Karzai says no Afghan help for air strikes in residential areas

Karzai says no Afghan help for air strikes in residential areas

PanARMENIAN.Net - Afghan security forces are to be banned from calling for foreign air strikes in residential areas, President Hamid Karzai has said, according to BBC News.

Karzai said he would issue a decree on Sunday, Feb 17, less than a week after 10 civilians were killed in a night raid in the eastern province of Kunar.

NATO-led forces in Afghanistan are not expected to make a formal response until the full decree has been issued. Civilian casualties are a source of tension between Afghan and NATO forces.

"I will issue a decree [on Sunday] that no Afghan security forces, in any circumstances can ask for the foreigners' planes for carrying out operations on our homes and villages,'' Karzai said in a speech at the Afghan National Military Academy in Kabul.

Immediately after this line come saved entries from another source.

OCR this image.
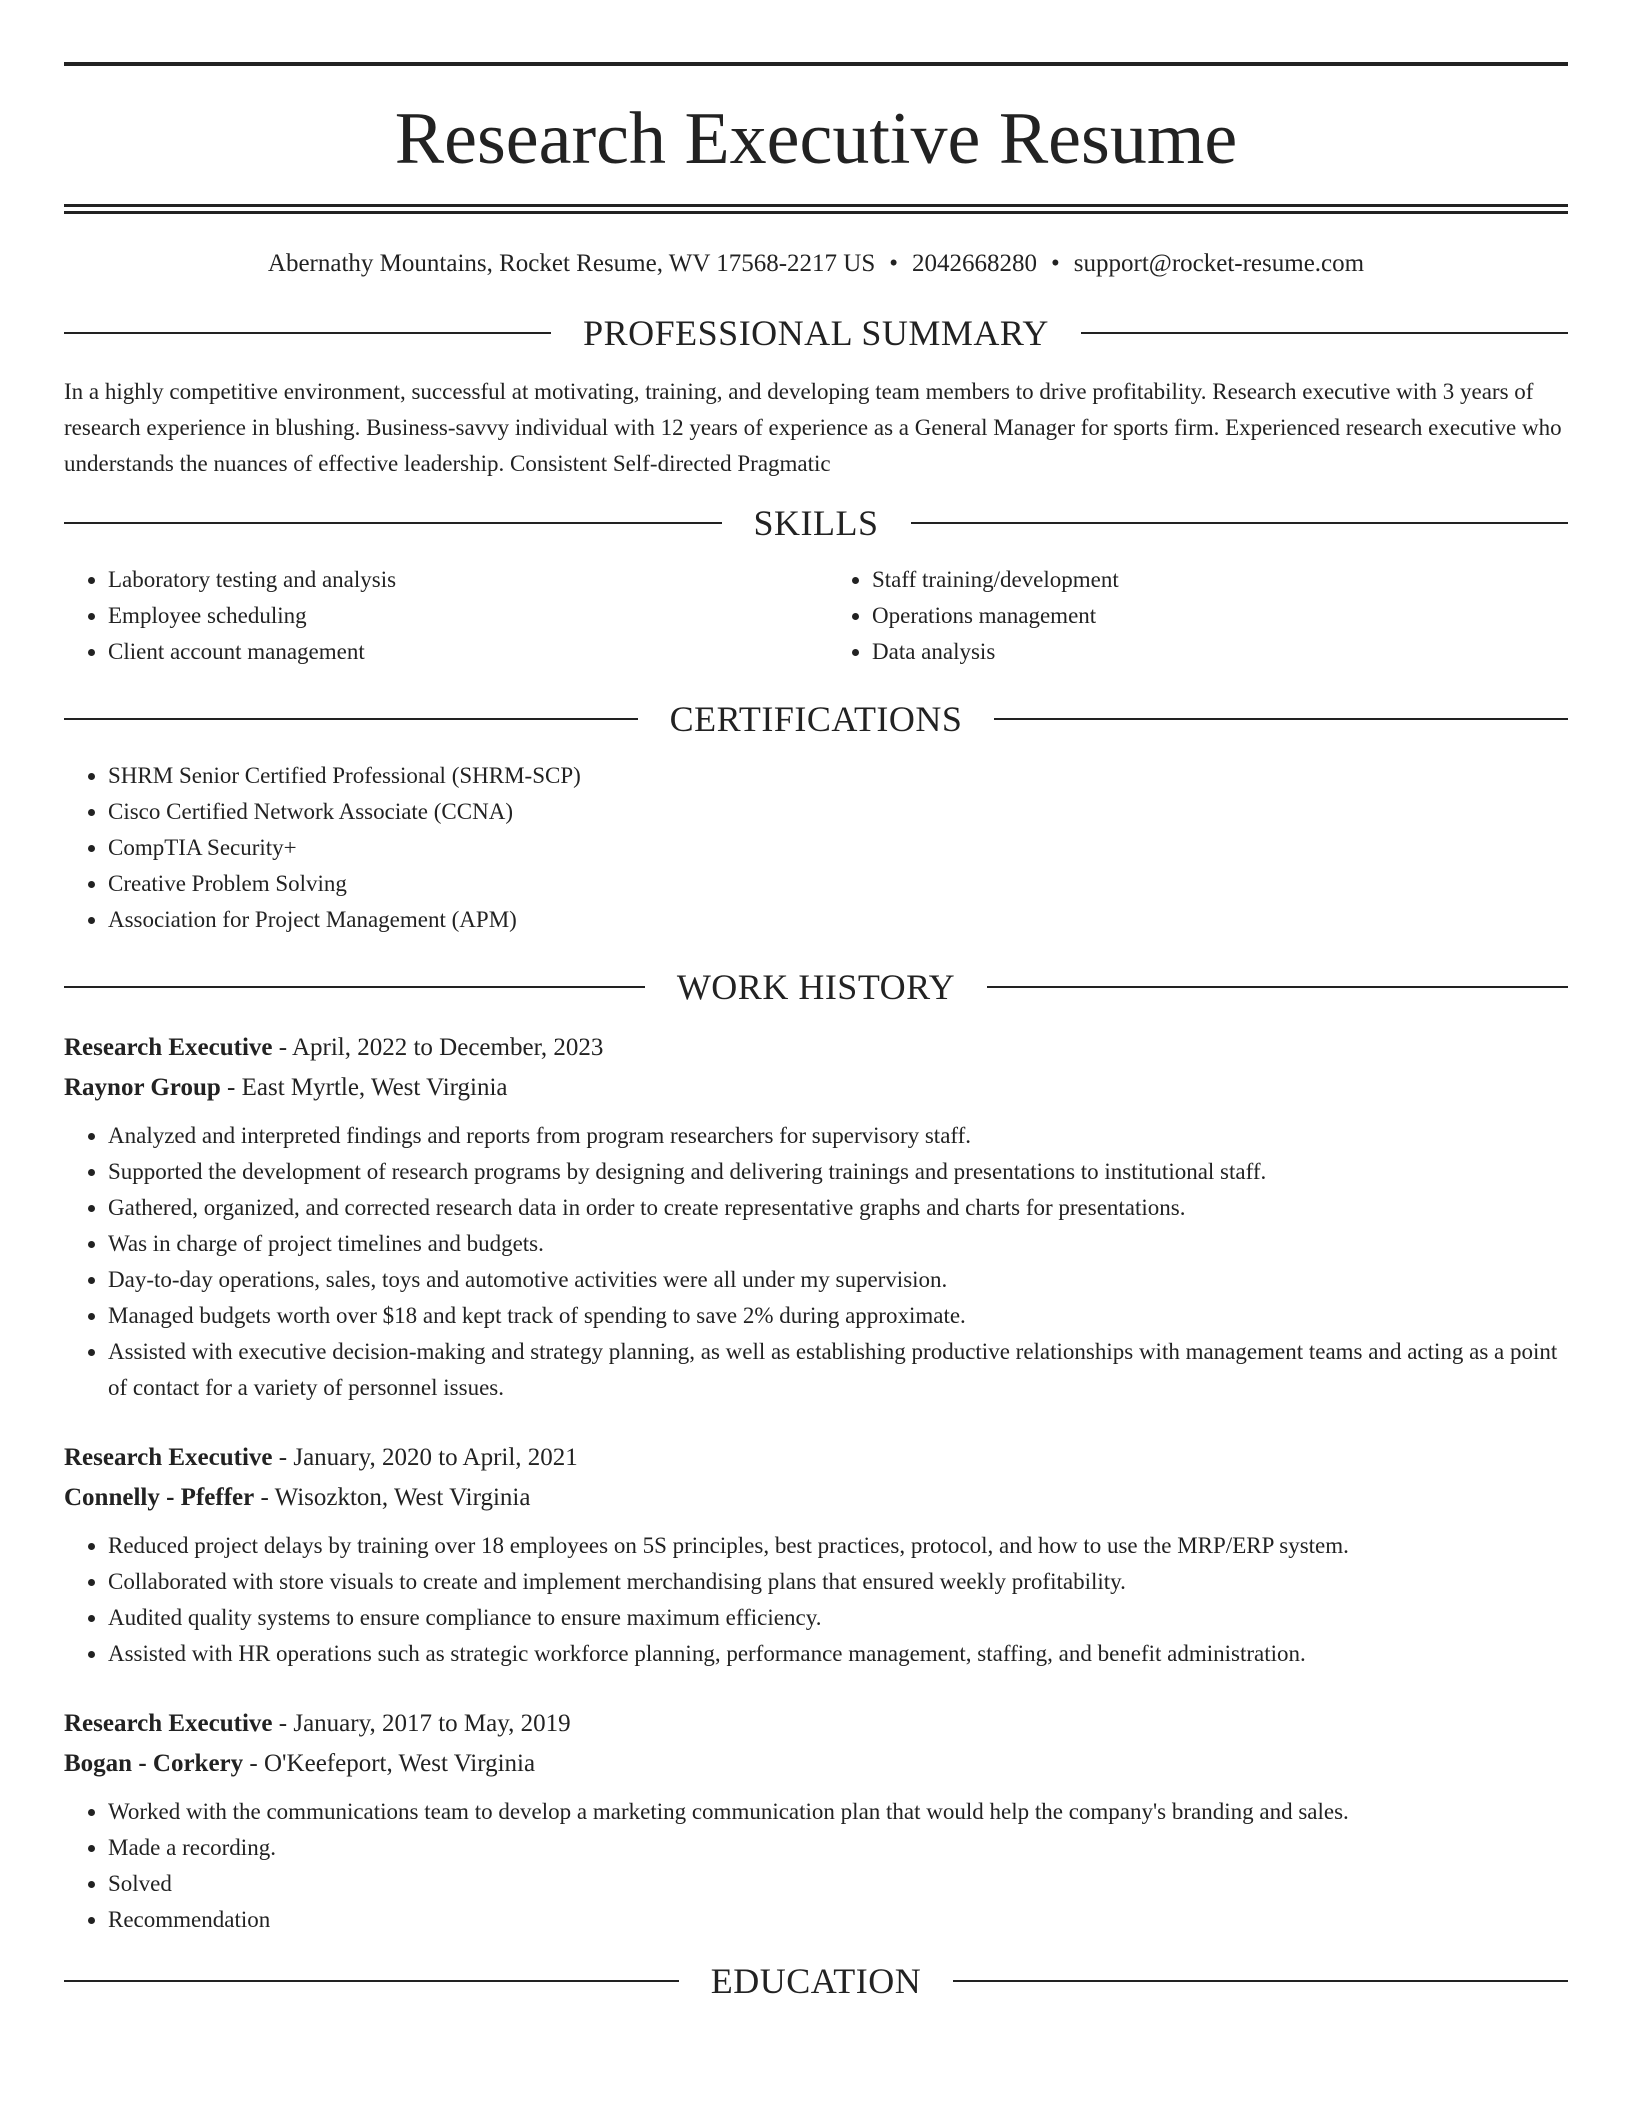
Research Executive Resume
Abernathy Mountains, Rocket Resume, WV 17568-2217 US • 2042668280 • support@rocket-resume.com
PROFESSIONAL SUMMARY

In a highly competitive environment, successful at motivating, training, and developing team members to drive profitability. Research executive with 3 years of research experience in blushing. Business-savvy individual with 12 years of experience as a General Manager for sports firm. Experienced research executive who understands the nuances of effective leadership. Consistent Self-directed Pragmatic

SKILLS
• Laboratory testing and analysis
• Employee scheduling
• Client account management
• Staff training/development
• Operations management
• Data analysis
CERTIFICATIONS
• SHRM Senior Certified Professional (SHRM-SCP)
• Cisco Certified Network Associate (CCNA)
• CompTIA Security+
• Creative Problem Solving
• Association for Project Management (APM)
WORK HISTORY
Research Executive - April, 2022 to December, 2023
Raynor Group - East Myrtle, West Virginia
• Analyzed and interpreted findings and reports from program researchers for supervisory staff.
• Supported the development of research programs by designing and delivering trainings and presentations to institutional staff.
• Gathered, organized, and corrected research data in order to create representative graphs and charts for presentations.
• Was in charge of project timelines and budgets.
• Day-to-day operations, sales, toys and automotive activities were all under my supervision.
• Managed budgets worth over $18 and kept track of spending to save 2% during approximate.
• Assisted with executive decision-making and strategy planning, as well as establishing productive relationships with management teams and acting as a point of contact for a variety of personnel issues.
Research Executive - January, 2020 to April, 2021
Connelly - Pfeffer - Wisozkton, West Virginia
• Reduced project delays by training over 18 employees on 5S principles, best practices, protocol, and how to use the MRP/ERP system.
• Collaborated with store visuals to create and implement merchandising plans that ensured weekly profitability.
• Audited quality systems to ensure compliance to ensure maximum efficiency.
• Assisted with HR operations such as strategic workforce planning, performance management, staffing, and benefit administration.
Research Executive - January, 2017 to May, 2019
Bogan - Corkery - O'Keefeport, West Virginia
• Worked with the communications team to develop a marketing communication plan that would help the company's branding and sales.
• Made a recording.
• Solved
• Recommendation
EDUCATION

NATO troops are scheduled to withdraw from Afghanistan by the end of 2014 and have gradually been handing over responsibility for security to their Afghan counterparts.

Karzai said Afghans were "happy" about the withdrawal.

"We are happy for all their help and assistance so far, but we do not need foreign forces to defend our country. We want our Afghan forces to defend their homeland," he said.

Afghan forces now lead 90% of all security operations. Yet the Afghan air force has limited strength, so NATO air support is considered crucial, especially for operations in harsh terrain and mountainous areas, our correspondent says.

Most of the 10 civilians killed in the Feb 13 air strike on Kunar were women and children. Four Taliban fighters also died in the attack, in the Shegal district of Kunar, which borders Pakistan. The Afghan army said the dead men had links to al-Qaeda.

The deaths came just a few hours after U.S. President confirmed plans for the withdrawal of about half the 66,000 U.S. troops in Afghanistan by early 2014.

Last year a U.S. drone attack in the same area killed Mullah Dadullah, a high-ranking Pakistani Taliban commander.

Civilian casualties rose sharply in every year from 2008 to 2011, though they fell in the first half of 2012, according to figures from the UN mission in Afghanistan.